Stoked by the burgeoning new claims industry and court rulings that have created a wave of new liabilities, compensation payouts are now costing the public purse nearly £9bn. This is the equivalent to 4p on the basic rate of income tax and would buy four new hospitals, 3,000 schools and put £2.50 on the basic weekly pension.

Next year, the cost to the taxpayer could rise to £12bn. But despite the huge cost, the Treasury does not know the full scale of the problem or its impact on public finances. A Treasury spokesman said the overall total was not tracked and it was up to each department to budget for its liabilities.

But eight out of ten Whitehall departments could not say how much compensation cost them or the extent of their liabilities. The Ministry of Defence, one of the two departments that does monitor payouts, says compensation claims by service personnel have trebled in the past five years.

So serious is the problem that the National Audit Office (NAO) is pressing the Government to establish risk management taskforces to reduce "financial loss and impropriety".

It comes as the Government faces a wave of new compensation claims. Miners suffering from coal dust-related lung disease are likely to get a record industrial payout of £2bn to £3bn. A Department of Trade and Industry spokeswoman said claims were being received at an "unprecedented" rate of about 600 a week, some dating back to the 1930s.

The Ministry of Agriculture, Fisheries and Food is fighting a compensation battle with victims of CJD, the human form of mad cow disease, which combined with the amount already paid out to farmers who were forced to cull their cattle, is expected to top £4bn.

The Home Office is facing a legal challenge by the former directors of Matrix Churchill - who were wrongly accused of selling arms to Iraq - which could open the floodgates for a £100m claim by hundreds of defendants accused of crimes they did not commit.

The National Health Service is the biggest single target for compensation claims. According to the Medical Defence Union, negligence claims in some areas of practice are outstripping those in the US. The NAO says negligence claims are exposing the NHS to "potential liabilities" now running at £2.4bn a year, an increase of £600m on the previous year, with a further £1bn worth of claims going unreported.
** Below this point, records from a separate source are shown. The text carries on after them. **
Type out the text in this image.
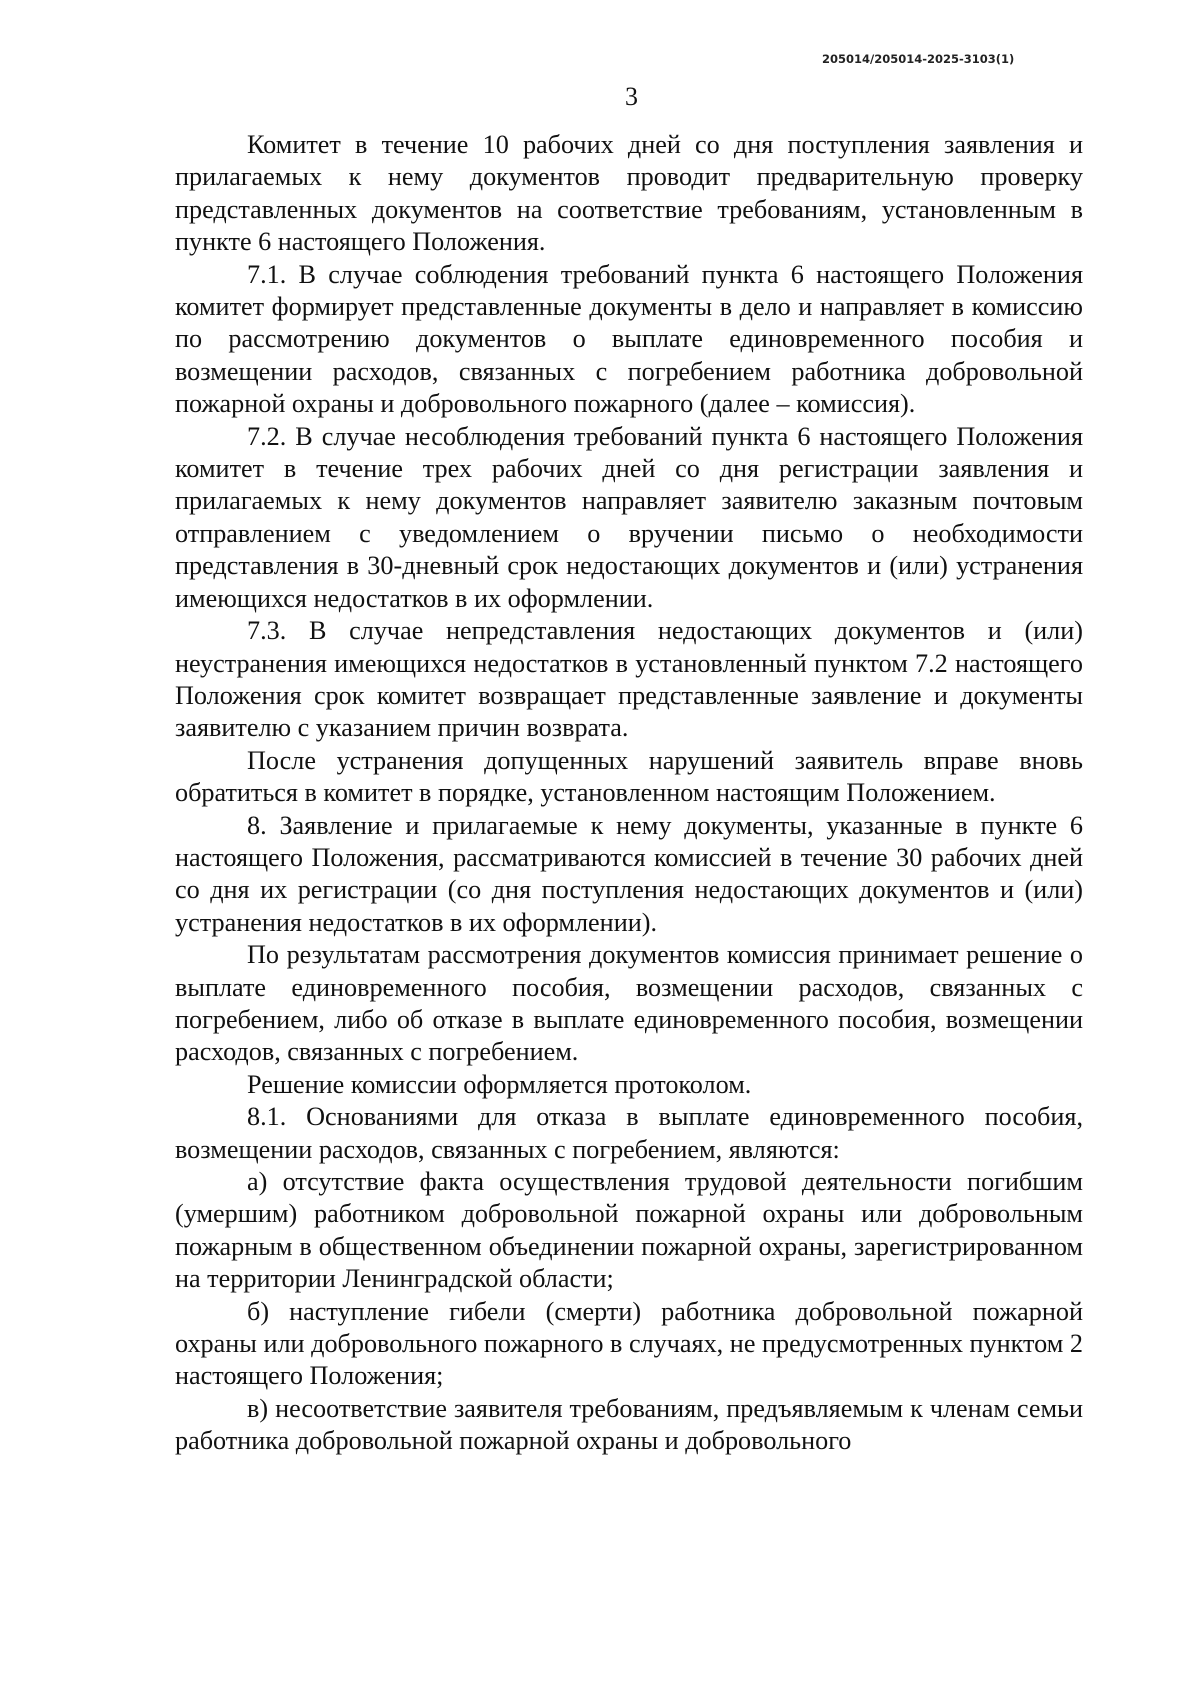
205014/205014-2025-3103(1)
3

Комитет в течение 10 рабочих дней со дня поступления заявления и прилагаемых к нему документов проводит предварительную проверку представленных документов на соответствие требованиям, установленным в пункте 6 настоящего Положения.

7.1. В случае соблюдения требований пункта 6 настоящего Положения комитет формирует представленные документы в дело и направляет в комиссию по рассмотрению документов о выплате единовременного пособия и возмещении расходов, связанных с погребением работника добровольной пожарной охраны и добровольного пожарного (далее – комиссия).

7.2. В случае несоблюдения требований пункта 6 настоящего Положения комитет в течение трех рабочих дней со дня регистрации заявления и прилагаемых к нему документов направляет заявителю заказным почтовым отправлением с уведомлением о вручении письмо о необходимости представления в 30-дневный срок недостающих документов и (или) устранения имеющихся недостатков в их оформлении.

7.3. В случае непредставления недостающих документов и (или) неустранения имеющихся недостатков в установленный пунктом 7.2 настоящего Положения срок комитет возвращает представленные заявление и документы заявителю с указанием причин возврата.

После устранения допущенных нарушений заявитель вправе вновь обратиться в комитет в порядке, установленном настоящим Положением.

8. Заявление и прилагаемые к нему документы, указанные в пункте 6 настоящего Положения, рассматриваются комиссией в течение 30 рабочих дней со дня их регистрации (со дня поступления недостающих документов и (или) устранения недостатков в их оформлении).

По результатам рассмотрения документов комиссия принимает решение о выплате единовременного пособия, возмещении расходов, связанных с погребением, либо об отказе в выплате единовременного пособия, возмещении расходов, связанных с погребением.

Решение комиссии оформляется протоколом.

8.1. Основаниями для отказа в выплате единовременного пособия, возмещении расходов, связанных с погребением, являются:

а) отсутствие факта осуществления трудовой деятельности погибшим (умершим) работником добровольной пожарной охраны или добровольным пожарным в общественном объединении пожарной охраны, зарегистрированном на территории Ленинградской области;

б) наступление гибели (смерти) работника добровольной пожарной охраны или добровольного пожарного в случаях, не предусмотренных пунктом 2 настоящего Положения;

в) несоответствие заявителя требованиям, предъявляемым к членам семьи работника добровольной пожарной охраны и добровольного
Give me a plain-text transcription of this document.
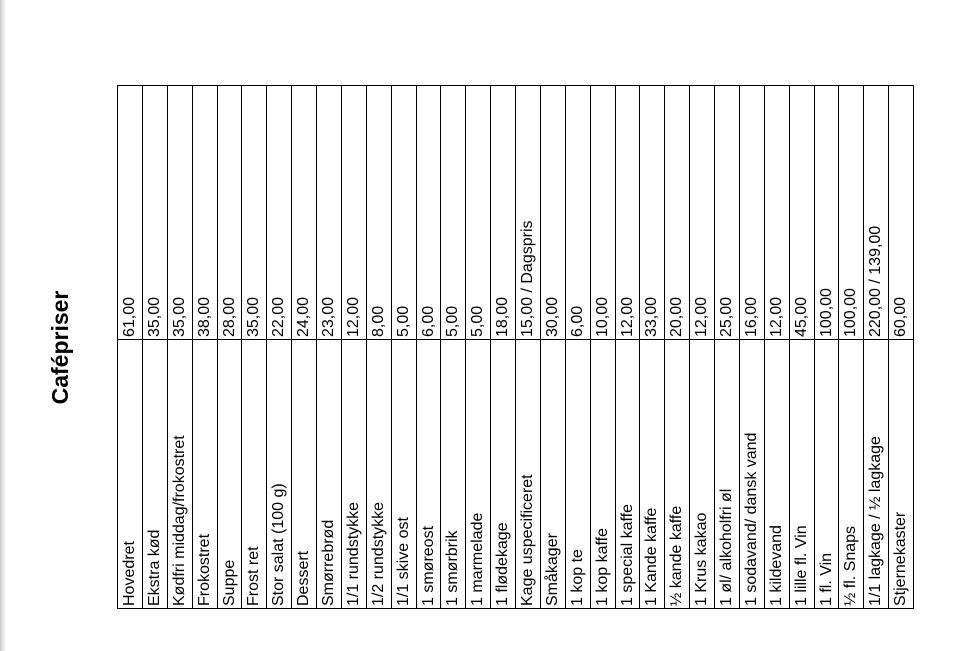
Cafépriser	61,00
Hovedret
35,00
Ekstra kød
35,00
Kødfri middag/frokostret
38,00
Frokostret
28,00
Suppe
35,00
Frost ret
22,00
Stor salat (100 g)
24,00
Dessert
23,00
Smørrebrød
12,00
1/1 rundstykke
8,00
1/2 rundstykke
5,00
1/1 skive ost
6,00
1 smøreost
5,00
1 smørbrik
5,00
1 marmelade
18,00
1 flødekage
15,00 / Dagspris
Kage uspecificeret
30,00
Småkager
6,00
1 kop te
10,00
1 kop kaffe
12,00
1 special kaffe
33,00
1 Kande kaffe
20,00
½ kande kaffe
12,00
1 Krus kakao
25,00
1 øl/ alkoholfri øl
16,00
1 sodavand/ dansk vand
12,00
1 kildevand
45,00
1 lille fl. Vin
100,00
1 fl. Vin
100,00
½ fl. Snaps
220,00 / 139,00
1/1 lagkage / ½ lagkage
60,00
Stjernekaster
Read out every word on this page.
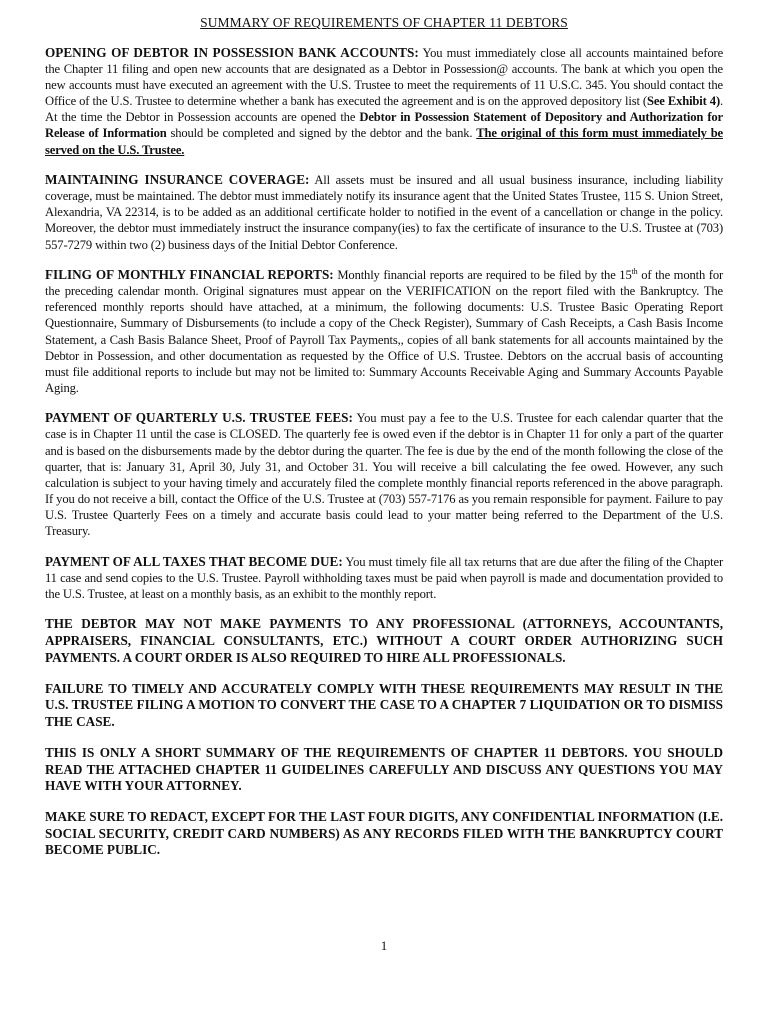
SUMMARY OF REQUIREMENTS OF CHAPTER 11 DEBTORS

OPENING OF DEBTOR IN POSSESSION BANK ACCOUNTS: You must immediately close all accounts maintained before the Chapter 11 filing and open new accounts that are designated as a Debtor in Possession@ accounts. The bank at which you open the new accounts must have executed an agreement with the U.S. Trustee to meet the requirements of 11 U.S.C. 345. You should contact the Office of the U.S. Trustee to determine whether a bank has executed the agreement and is on the approved depository list (See Exhibit 4). At the time the Debtor in Possession accounts are opened the Debtor in Possession Statement of Depository and Authorization for Release of Information should be completed and signed by the debtor and the bank. The original of this form must immediately be served on the U.S. Trustee.

MAINTAINING INSURANCE COVERAGE: All assets must be insured and all usual business insurance, including liability coverage, must be maintained. The debtor must immediately notify its insurance agent that the United States Trustee, 115 S. Union Street, Alexandria, VA 22314, is to be added as an additional certificate holder to notified in the event of a cancellation or change in the policy. Moreover, the debtor must immediately instruct the insurance company(ies) to fax the certificate of insurance to the U.S. Trustee at (703) 557-7279 within two (2) business days of the Initial Debtor Conference.

FILING OF MONTHLY FINANCIAL REPORTS: Monthly financial reports are required to be filed by the 15th of the month for the preceding calendar month. Original signatures must appear on the VERIFICATION on the report filed with the Bankruptcy. The referenced monthly reports should have attached, at a minimum, the following documents: U.S. Trustee Basic Operating Report Questionnaire, Summary of Disbursements (to include a copy of the Check Register), Summary of Cash Receipts, a Cash Basis Income Statement, a Cash Basis Balance Sheet, Proof of Payroll Tax Payments,, copies of all bank statements for all accounts maintained by the Debtor in Possession, and other documentation as requested by the Office of U.S. Trustee. Debtors on the accrual basis of accounting must file additional reports to include but may not be limited to: Summary Accounts Receivable Aging and Summary Accounts Payable Aging.

PAYMENT OF QUARTERLY U.S. TRUSTEE FEES: You must pay a fee to the U.S. Trustee for each calendar quarter that the case is in Chapter 11 until the case is CLOSED. The quarterly fee is owed even if the debtor is in Chapter 11 for only a part of the quarter and is based on the disbursements made by the debtor during the quarter. The fee is due by the end of the month following the close of the quarter, that is: January 31, April 30, July 31, and October 31. You will receive a bill calculating the fee owed. However, any such calculation is subject to your having timely and accurately filed the complete monthly financial reports referenced in the above paragraph. If you do not receive a bill, contact the Office of the U.S. Trustee at (703) 557-7176 as you remain responsible for payment. Failure to pay U.S. Trustee Quarterly Fees on a timely and accurate basis could lead to your matter being referred to the Department of the U.S. Treasury.

PAYMENT OF ALL TAXES THAT BECOME DUE: You must timely file all tax returns that are due after the filing of the Chapter 11 case and send copies to the U.S. Trustee. Payroll withholding taxes must be paid when payroll is made and documentation provided to the U.S. Trustee, at least on a monthly basis, as an exhibit to the monthly report.

THE DEBTOR MAY NOT MAKE PAYMENTS TO ANY PROFESSIONAL (ATTORNEYS, ACCOUNTANTS, APPRAISERS, FINANCIAL CONSULTANTS, ETC.) WITHOUT A COURT ORDER AUTHORIZING SUCH PAYMENTS. A COURT ORDER IS ALSO REQUIRED TO HIRE ALL PROFESSIONALS.

FAILURE TO TIMELY AND ACCURATELY COMPLY WITH THESE REQUIREMENTS MAY RESULT IN THE U.S. TRUSTEE FILING A MOTION TO CONVERT THE CASE TO A CHAPTER 7 LIQUIDATION OR TO DISMISS THE CASE.

THIS IS ONLY A SHORT SUMMARY OF THE REQUIREMENTS OF CHAPTER 11 DEBTORS. YOU SHOULD READ THE ATTACHED CHAPTER 11 GUIDELINES CAREFULLY AND DISCUSS ANY QUESTIONS YOU MAY HAVE WITH YOUR ATTORNEY.

MAKE SURE TO REDACT, EXCEPT FOR THE LAST FOUR DIGITS, ANY CONFIDENTIAL INFORMATION (I.E. SOCIAL SECURITY, CREDIT CARD NUMBERS) AS ANY RECORDS FILED WITH THE BANKRUPTCY COURT BECOME PUBLIC.

1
The annual cost of medical negligence compensation would pay for 40,000 patients to receive dialysis treatment.

Behind the rise is a series of court rulings that have created costly potential liabilities dating back many years. Claims are also being stimulated by a burgeoning compensation industry, which attracts clients by prime-time television advertising.

Councils are facing hundreds of "failure to nurture" cases due to alleged negligence in schooling or childcare, and about 4,000 claims are being brought by emergency services staff for stress suffered in dealing with incidents such as the Dunblane school massacre.